47 pages • 1 hour read
Kent Nerburn is the author and narrator of Neither Wolf Nor Dog. He was born July 3, 1946, in Minneapolis Minnesota, and spent most of his life in the Great Plains region of the United States. He graduated from the University of Minnesota in 1968 with a degree in American Studies, and completed a Ph.D. in religion and art at the University of California, Berkeley in 1980. After finishing his degree, Nerburn worked primarily as a sculptor, focusing on religious themes in his work. In 1988, Nerburn founded and became the director of an oral history project focused on the Red Lake Ojibwe reservation in Minnesota. Alongside students from Red Lake High School, Nerburn collected and edited oral history from Ojibwe elders, resulting in the publication of To Walk the Red Road (1989) and We Choose to Remember (1991).
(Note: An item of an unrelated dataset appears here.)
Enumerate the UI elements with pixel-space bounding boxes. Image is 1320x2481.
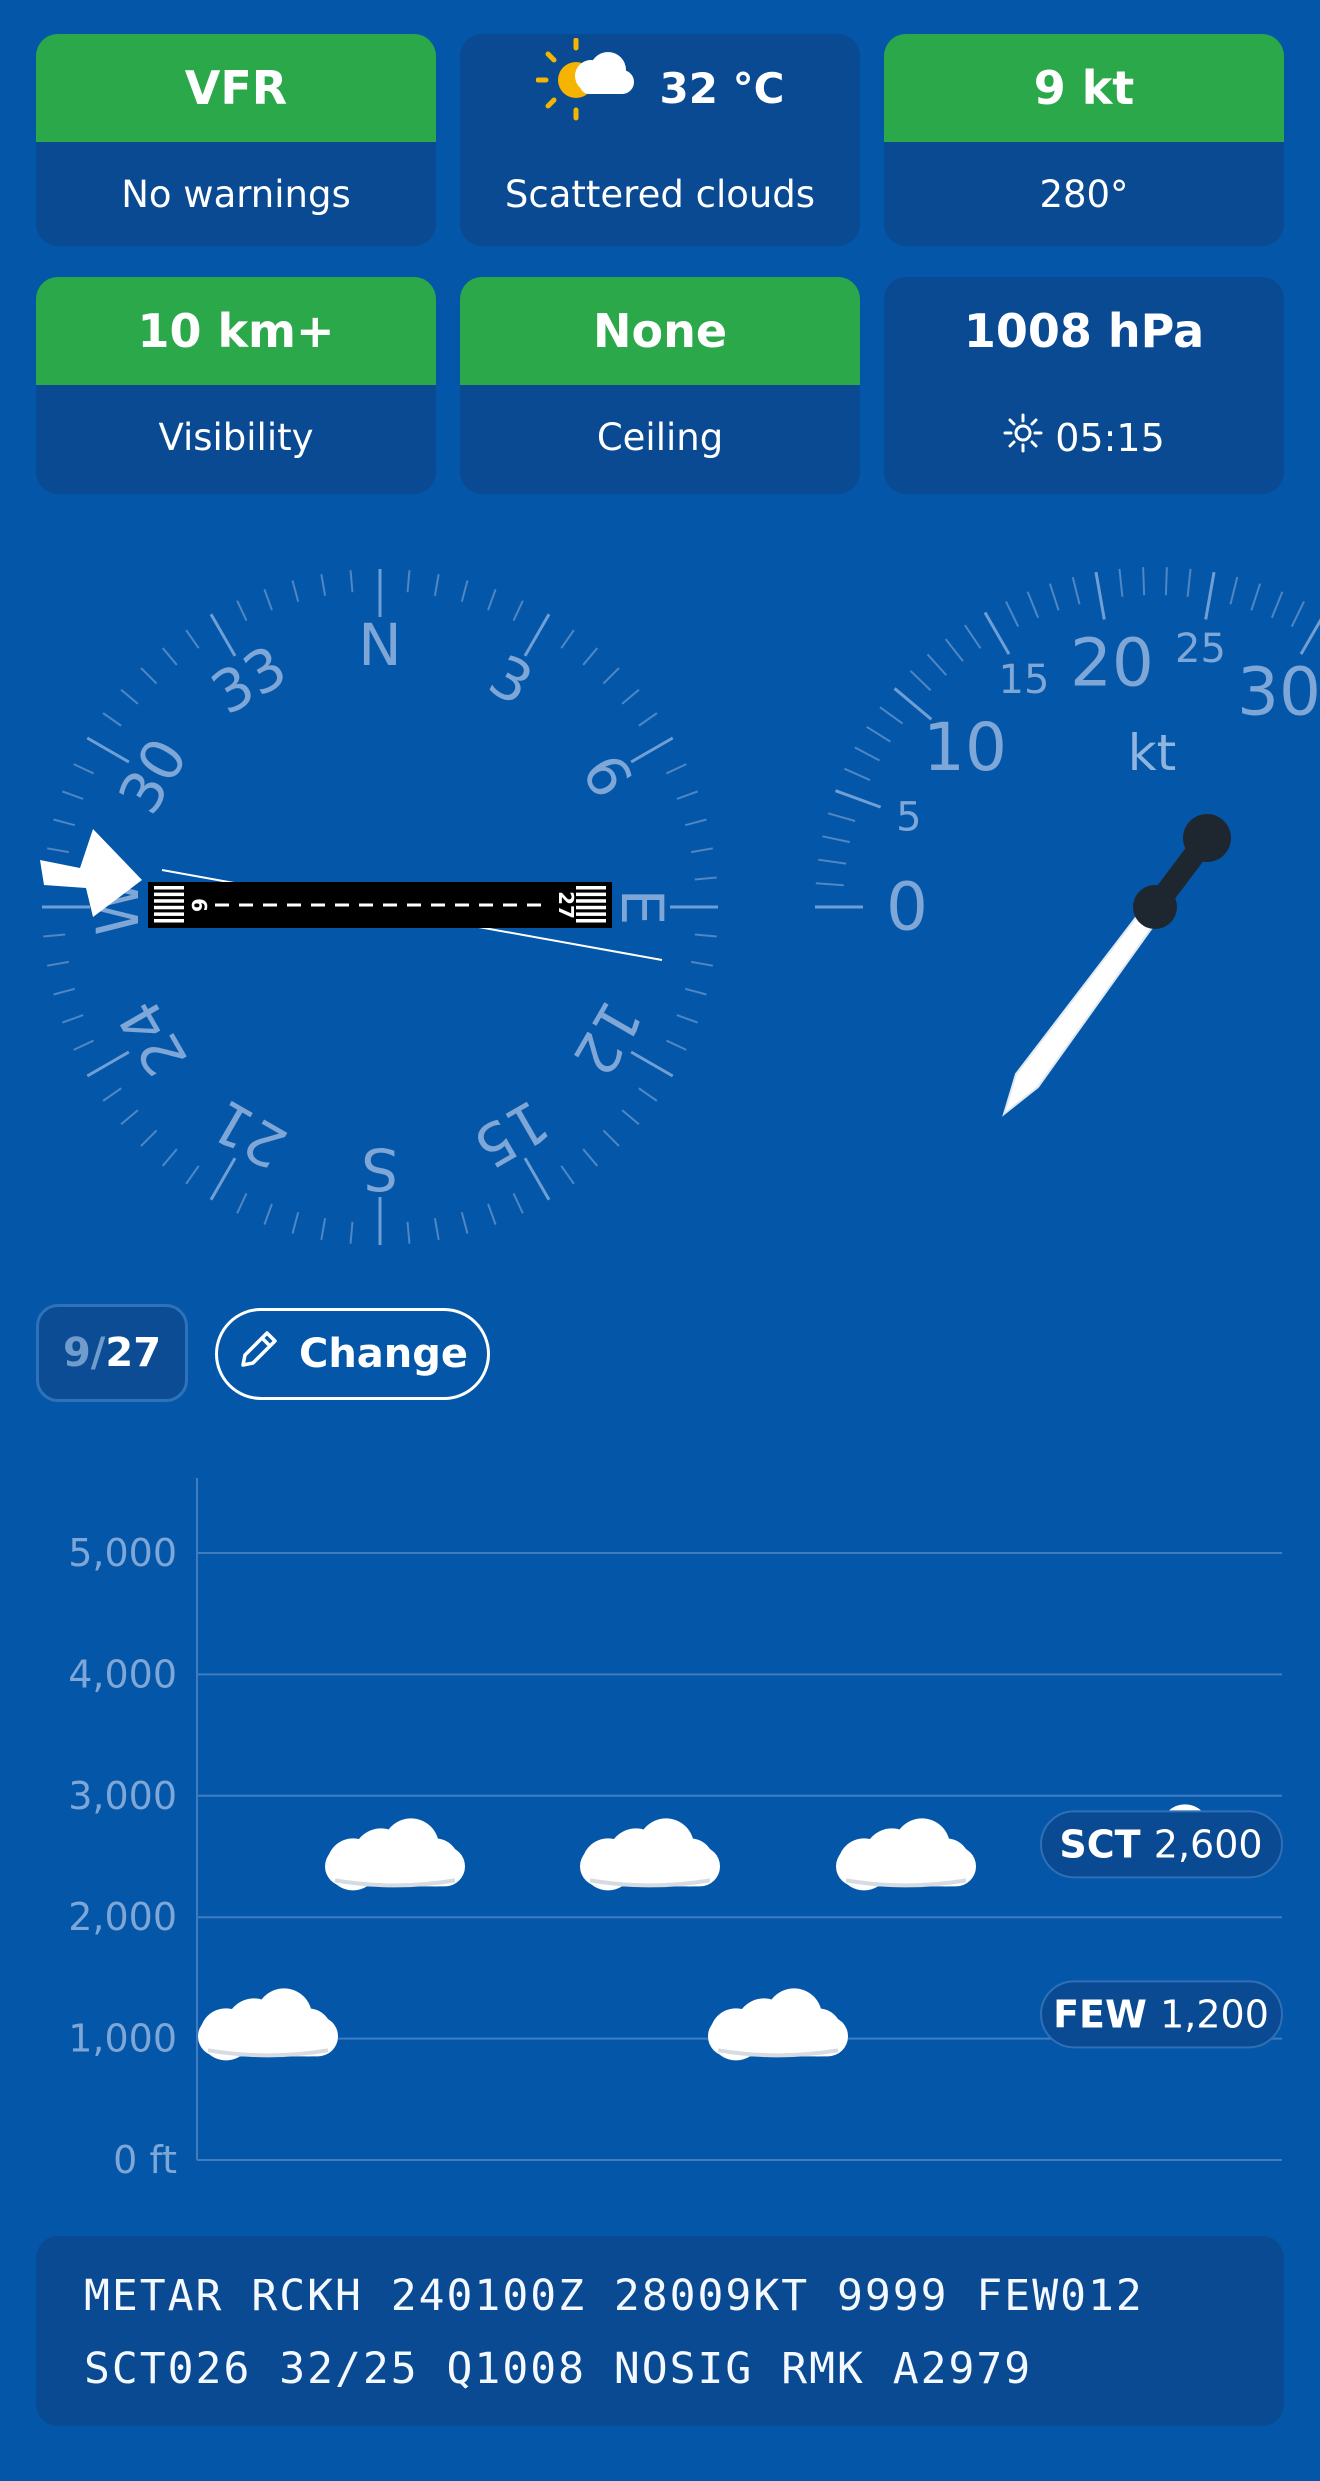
runway-end-27: 27 [554, 891, 578, 919]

Neither Wolf Nor Dog was published in 1994. It was followed by two sequels, The Wolf at Twilight (2009), in which Nerburn returns to the reservation to visit Dan and Grover, and The Girl Who Sang to Buffalo (2014), in which Nerburn traces a mysterious disappearance in Grover’s family.
As the narrator of Neither Wolf Nor Dog, Nerburn is characterized by his desire to be seen as a trustworthy white person and his sense of alienation from the indigenous people he encounters.